What are AI hallucinations?
An AI hallucination is when a language model generates information that sounds plausible but is factually incorrect or completely fabricated. The model presents it with the same confidence as accurate information — there's no "I'm guessing" flag.
Examples: inventing case law in legal responses, citing papers that don't exist, making up product specifications, or generating policy details that contradict the actual policy.
Why they happen
LLMs don't retrieve facts from a knowledge base. They predict the most likely next token based on patterns in their training data. When the model encounters a question it can't answer accurately from its training, it does what it always does: generates the most plausible-sounding continuation.
This means hallucinations are a fundamental feature of how LLMs work, not a bug that can be patched. You can reduce them, but you can't eliminate them entirely.
Common triggers:
- Questions about specific, niche, or recent information
- Requests for exact figures, dates, or citations
- Queries about your private/internal data (which wasn't in training)
- Complex multi-step reasoning tasks
- Prompts that pressure the model to give an answer even when uncertain
The business risk
Hallucinations are annoying in casual use. In business applications, they're dangerous:
- Compliance: An AI that generates incorrect compliance advice could expose you to regulatory risk
- Customer trust: Wrong answers to customers erode confidence in your brand
- Legal liability: Generated content presented as fact could create liability
- Decision-making: If leaders rely on AI-generated reports that contain fabricated data, they make bad decisions
Real example: A law firm in the US submitted a brief containing case citations generated by ChatGPT. The cases didn't exist. The lawyers were sanctioned.
Prevention strategies
1. Use RAG
The single most effective strategy. RAG provides the model with actual source material to base its answer on, rather than relying on training data. This dramatically reduces (but doesn't eliminate) hallucinations.
2. Constrain the prompt
Tell the model explicitly: "Answer only using the provided context. If the answer is not in the context, say you don't have enough information." This shifts the model from creative generation to extractive answering.
3. Require source citations
Force the model to cite specific passages from the retrieved context. This makes hallucinations easier to detect — if the citation doesn't exist in the source, the answer is suspect.
4. Lower temperature
Temperature controls randomness in generation. Lower values (0.0–0.3) make the model more deterministic and less creative — reducing the chance of fabrication.
5. Implement guardrails
Post-generation validation: check that the generated answer is actually supported by the retrieved context. This can be automated using a separate LLM call or a natural language inference model.
6. Human-in-the-loop
For high-stakes applications (legal, medical, compliance), require human review of AI-generated content before it reaches end users or influences decisions.
How RAG helps
RAG reduces hallucinations in three ways:
- Provides real context: The model has actual documents to reference instead of generating from memory.

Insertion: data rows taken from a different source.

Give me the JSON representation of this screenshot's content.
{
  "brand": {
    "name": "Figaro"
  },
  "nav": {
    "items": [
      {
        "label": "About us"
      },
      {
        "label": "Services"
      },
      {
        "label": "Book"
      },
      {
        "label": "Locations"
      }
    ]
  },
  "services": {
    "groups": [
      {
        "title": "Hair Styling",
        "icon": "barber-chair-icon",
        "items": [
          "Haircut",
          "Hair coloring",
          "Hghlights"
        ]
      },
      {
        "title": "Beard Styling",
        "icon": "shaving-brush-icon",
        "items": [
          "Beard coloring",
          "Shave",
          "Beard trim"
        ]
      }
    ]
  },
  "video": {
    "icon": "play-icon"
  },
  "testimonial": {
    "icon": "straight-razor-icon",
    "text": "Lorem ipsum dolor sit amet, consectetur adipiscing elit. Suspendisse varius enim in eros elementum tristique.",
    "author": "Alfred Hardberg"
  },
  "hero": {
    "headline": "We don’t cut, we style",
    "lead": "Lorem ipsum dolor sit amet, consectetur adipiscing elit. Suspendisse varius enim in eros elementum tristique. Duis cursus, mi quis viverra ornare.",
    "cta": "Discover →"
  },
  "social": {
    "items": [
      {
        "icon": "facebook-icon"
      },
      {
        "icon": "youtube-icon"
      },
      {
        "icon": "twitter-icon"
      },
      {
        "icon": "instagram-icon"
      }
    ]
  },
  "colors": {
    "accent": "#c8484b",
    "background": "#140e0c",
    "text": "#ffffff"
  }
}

- Enables "I don't know": When the retrieved context doesn't contain the answer, a well-prompted RAG system will say so.
- Makes verification possible: Source citations let users verify the answer against the original document.
But RAG isn't perfect. The model can still misinterpret the context, merge information from different chunks incorrectly, or generate speculative connections. That's why guardrails and evaluation matter.
Measuring faithfulness
Key metrics to track:
- Faithfulness: Does the answer accurately reflect the retrieved context? (No added information)
- Groundedness: Can every claim in the answer be traced back to a source passage?
- Abstention rate: How often does the system correctly say "I don't know" when the answer isn't in the data?
- Fabrication rate: How often does it generate information not present in any source?
Tools like RAGAS, TruLens, and custom evaluation pipelines can automate these measurements. Build an evaluation set early and run it after every system change.
Key takeaways
- Hallucinations happen because LLMs predict likely text, not verified facts.
- RAG significantly reduces hallucinations by grounding answers in your actual documents.
- No system is hallucination-proof — you need guardrails, evaluation, and human oversight.
- Measure faithfulness and groundedness as part of your RAG evaluation pipeline.